In the case of unsulfurized wine, after three years of maturation, the amount of free SO₂ was 19.13 mg/L and the total sulfur amount was 33.57 mg/L. That means that the value was higher by 1.52 mg/L or 8.6% in comparison to the 17.61 mg/L of the final free SO₂ amount in the sulfurized wine. In the unsulfurized wine, even after 30 months of maturation, the presence of various redox layers still indicated wine yeast metabolic activity. The detection of unchanged redox potential values in the entire barrel profile after 36 months showed the end of yeast activity and thus readiness for the bottling process. In the unsulfurized wine maturation process, the biomass concentration of wine yeast was 8.6% higher, and its metabolic activity lasted six months longer due to the less reductive maturation environment. Spontaneous autolysis of yeast cells was pronounced in the case of unsulfurized wine maturation. In this case, the biomass concentration of wine yeasts was 8.6% higher than in the sulfurized wine. In this case, the activity of the yeast biomass lasted six months longer due to the less reductive maturation environment [25].

The sur-lies maturation process in barrels without additional sulfur is the recommended process for aging wine. The concentration of amino acid sulfur released from dead cells was high enough during the maturation of unsulfurized wine to protect the wine until final bottling [24].

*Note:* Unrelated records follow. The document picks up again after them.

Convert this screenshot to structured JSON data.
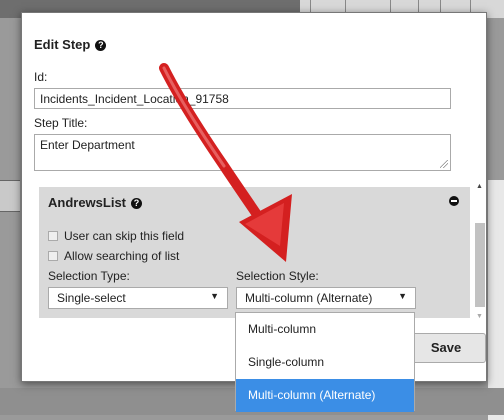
{
  "dialog": {
    "title": "Edit Step",
    "id_label": "Id:",
    "id_value": "Incidents_Incident_Location_91758",
    "step_title_label": "Step Title:",
    "step_title_value": "Enter Department",
    "save_label": "Save"
  },
  "list_panel": {
    "title": "AndrewsList",
    "skip_label": "User can skip this field",
    "search_label": "Allow searching of list",
    "selection_type_label": "Selection Type:",
    "selection_type_value": "Single-select",
    "selection_style_label": "Selection Style:",
    "selection_style_value": "Multi-column (Alternate)"
  },
  "style_options": [
    "Multi-column",
    "Single-column",
    "Multi-column (Alternate)"
  ],
  "icons": {
    "help": "question-circle-icon",
    "collapse": "minus-circle-icon",
    "dropdown": "caret-down-icon"
  },
  "colors": {
    "highlight": "#3b8ee6",
    "annotation_arrow": "#d42020"
  }
}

In the research of Dikanović-Lučan and Palić (1995) [23], it was found out that wine stored in wooden casks shows higher redox potential and oxygen content (Eh 365–380 m V and 3.1–4.7 mgO₂/L, respectively) compared with bottled wine (Eh 275–280 m V and 2.8–3.4 mgO₂/L). The period of red wines’ aging in wooden casks generally is from 1 to 2 years longer than that of bottled ones. During this period, oxygen continuously dissolves; thus, it influences the increase in the redox potential in wine [16,26].

5. Conclusions

Redox potential in wine technology represents a fast, accurate, and reliable measurement, the results of which give an insight into wine yeast metabolic activity and therefore the oxidation as well as the reduction ability of wine. Although many inorganic and organic redox couples are present in the chemistry of grape must fermentation, the metabolism of wine yeasts is the factor that is clearly reflected in the redox potential and has the strongest influence on its measurements [11]. Redox potential as a parameter is also extremely sensitive to process changes, reflecting automatic and manual operations of fermentation conditions; therefore, it is an insight parameter of yeast metabolism [30,31]. It is influenced by temperature, mixing, oxygenation, or carbon dioxide inlet. Using these parameters, it is possible to balance and steer the whole fermentation process according to a previously determined redox potential of high-yielding fermentation. In this way, better fermentation efficiency can be achieved.

The presented results of the measurements of the redox potential of wine maturation in barrels can also represent a useful tool for monitoring the maturation process. In this case, redox potential is a suitable indicator of the effects of micro-oxidation and yeast deactivation. From the measurements, it was shown that yeast activity in the barrel is a much longer process than that imagined. Different layers of redox measurements, which at the end of this process are unified into the same redox potential value, are indicators of the maturation process in the barrel.